La dénonciation
d’une société sécuritaire
au centre de ce cinquième roman très réussi.

LES INROCKUPTIBLES
Raphaëlle Leyris
Mars 2009

Doucement mais sûrement, Pia Petersen s’impose au fil des romans comme une voix à part, parmi les plus intéressantes de la littérature francophone contemporaine. La phrase précise et ouatée, dépouillée à l’os, de cette Danoise qui a choisi d’écrire en français pourrait expliquer à elle seule l’intérêt qu’on lui porte.

Mais il y a surtout sa volonté rare et précieuse de se colleter au monde qui l’entoure, à des sujets de société, qu’il s’agisse des SDF dans Parfois il discutait avec Dieu, des sectes dans Passer le pont, ou pour Iouri, son cinquième roman, de la renonciation progressive de chacun à ses libertés individuelles au nom de la sécurité collective. Du flicage généralisé au nom du bien commun.

C’est contre cela que s’érige Iouri, artiste plasticien ombrageux. Pour dénoncer ce système, il va s’engager dans une démarche ultra radicale. Au moment où il commence à parler de son obsession à sa compagne, la narratrice, des meurtres apparemment gratuits sont commis dans Paris. Iouri se renferme de plus en plus, interdit à son amie l’entrée de son atelier. Elle se met à le soupçonner.
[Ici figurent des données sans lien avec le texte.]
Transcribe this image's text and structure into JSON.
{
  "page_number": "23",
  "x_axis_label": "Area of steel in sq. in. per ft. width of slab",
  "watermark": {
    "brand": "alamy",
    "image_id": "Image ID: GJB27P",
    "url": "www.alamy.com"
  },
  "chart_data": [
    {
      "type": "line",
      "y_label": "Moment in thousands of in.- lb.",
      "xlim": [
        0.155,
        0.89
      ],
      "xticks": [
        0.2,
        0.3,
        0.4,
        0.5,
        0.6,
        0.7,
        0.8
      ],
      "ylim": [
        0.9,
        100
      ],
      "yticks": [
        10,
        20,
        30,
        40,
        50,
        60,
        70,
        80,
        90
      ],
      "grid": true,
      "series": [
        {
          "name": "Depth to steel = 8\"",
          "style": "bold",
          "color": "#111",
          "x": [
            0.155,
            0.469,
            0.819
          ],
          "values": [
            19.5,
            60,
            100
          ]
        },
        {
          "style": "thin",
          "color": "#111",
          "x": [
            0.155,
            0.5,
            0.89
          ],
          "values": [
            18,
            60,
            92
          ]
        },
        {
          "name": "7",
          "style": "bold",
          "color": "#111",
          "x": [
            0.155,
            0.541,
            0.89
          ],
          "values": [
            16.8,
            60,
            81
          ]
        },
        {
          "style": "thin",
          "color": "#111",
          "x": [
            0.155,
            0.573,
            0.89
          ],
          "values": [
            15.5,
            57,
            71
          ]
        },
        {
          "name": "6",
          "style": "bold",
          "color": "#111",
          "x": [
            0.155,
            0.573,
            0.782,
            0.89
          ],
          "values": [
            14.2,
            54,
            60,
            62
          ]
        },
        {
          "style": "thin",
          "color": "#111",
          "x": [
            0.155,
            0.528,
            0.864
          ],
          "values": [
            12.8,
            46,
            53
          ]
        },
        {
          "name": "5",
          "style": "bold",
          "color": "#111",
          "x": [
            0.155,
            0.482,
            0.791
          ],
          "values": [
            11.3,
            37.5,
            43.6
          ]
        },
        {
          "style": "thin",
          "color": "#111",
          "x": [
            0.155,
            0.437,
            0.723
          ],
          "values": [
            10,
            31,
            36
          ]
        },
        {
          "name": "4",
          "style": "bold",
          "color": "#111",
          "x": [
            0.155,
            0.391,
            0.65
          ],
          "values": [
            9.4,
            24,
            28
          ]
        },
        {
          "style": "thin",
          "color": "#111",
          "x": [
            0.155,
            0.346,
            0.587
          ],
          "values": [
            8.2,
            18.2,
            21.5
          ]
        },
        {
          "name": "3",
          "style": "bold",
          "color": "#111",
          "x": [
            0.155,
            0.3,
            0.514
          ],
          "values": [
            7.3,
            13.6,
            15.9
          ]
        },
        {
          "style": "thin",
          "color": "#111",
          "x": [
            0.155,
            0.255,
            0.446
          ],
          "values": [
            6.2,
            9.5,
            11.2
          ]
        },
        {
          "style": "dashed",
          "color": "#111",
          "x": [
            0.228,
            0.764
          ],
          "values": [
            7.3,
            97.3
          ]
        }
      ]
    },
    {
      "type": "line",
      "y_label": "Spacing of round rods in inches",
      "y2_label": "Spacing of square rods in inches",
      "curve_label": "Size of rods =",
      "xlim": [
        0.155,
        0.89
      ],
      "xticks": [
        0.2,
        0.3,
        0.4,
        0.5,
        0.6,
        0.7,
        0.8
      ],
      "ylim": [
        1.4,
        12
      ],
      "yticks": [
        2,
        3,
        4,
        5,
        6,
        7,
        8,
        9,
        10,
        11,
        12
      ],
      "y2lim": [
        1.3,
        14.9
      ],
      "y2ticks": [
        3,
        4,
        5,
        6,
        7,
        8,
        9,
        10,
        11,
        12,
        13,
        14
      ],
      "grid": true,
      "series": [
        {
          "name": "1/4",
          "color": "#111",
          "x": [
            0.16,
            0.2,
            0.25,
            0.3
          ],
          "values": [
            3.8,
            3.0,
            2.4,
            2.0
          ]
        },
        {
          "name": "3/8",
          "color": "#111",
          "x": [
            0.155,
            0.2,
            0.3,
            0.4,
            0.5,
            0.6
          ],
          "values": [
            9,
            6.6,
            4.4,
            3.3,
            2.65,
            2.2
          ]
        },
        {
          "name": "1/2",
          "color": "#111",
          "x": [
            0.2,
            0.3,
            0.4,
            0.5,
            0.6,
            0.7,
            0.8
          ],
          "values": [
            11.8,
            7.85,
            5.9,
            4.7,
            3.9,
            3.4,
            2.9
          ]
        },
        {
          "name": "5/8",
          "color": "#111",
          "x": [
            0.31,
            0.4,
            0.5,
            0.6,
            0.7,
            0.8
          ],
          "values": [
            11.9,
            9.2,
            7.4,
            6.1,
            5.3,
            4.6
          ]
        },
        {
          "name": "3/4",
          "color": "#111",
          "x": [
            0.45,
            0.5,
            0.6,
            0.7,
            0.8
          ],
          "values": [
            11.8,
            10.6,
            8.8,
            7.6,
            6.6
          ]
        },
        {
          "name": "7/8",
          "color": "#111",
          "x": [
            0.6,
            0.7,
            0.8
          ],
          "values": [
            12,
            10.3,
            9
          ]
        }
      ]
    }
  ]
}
Philosophe de formation, Pia Petersen ne tombe pas dans la dissertation, le roman à thèse naïf et pataud. Sur ces questions du flicage et du rôle de l’artiste dans la société, elle n’en fait pas des tonnes, et rend son propos d’autant plus convaincant qu’elle s’en sert comme d’un point de départ pour aller vers autre chose, vers ce qu’elle fait le mieux: une plongée dans le cerveau d’un être sous emprise – sous celle de Iouri, pour la narratrice, sous la certitude qu’il a une mission à accomplir pour Iouri.

On a beau connaître l’épilogue depuis le début ou presque, Iouri a quelque chose d’un thriller parfaitement mené dans la restitution de la montée de la terreur chez la narratrice. Il est, avant tout, un roman puissant sur le sacrifice de soi.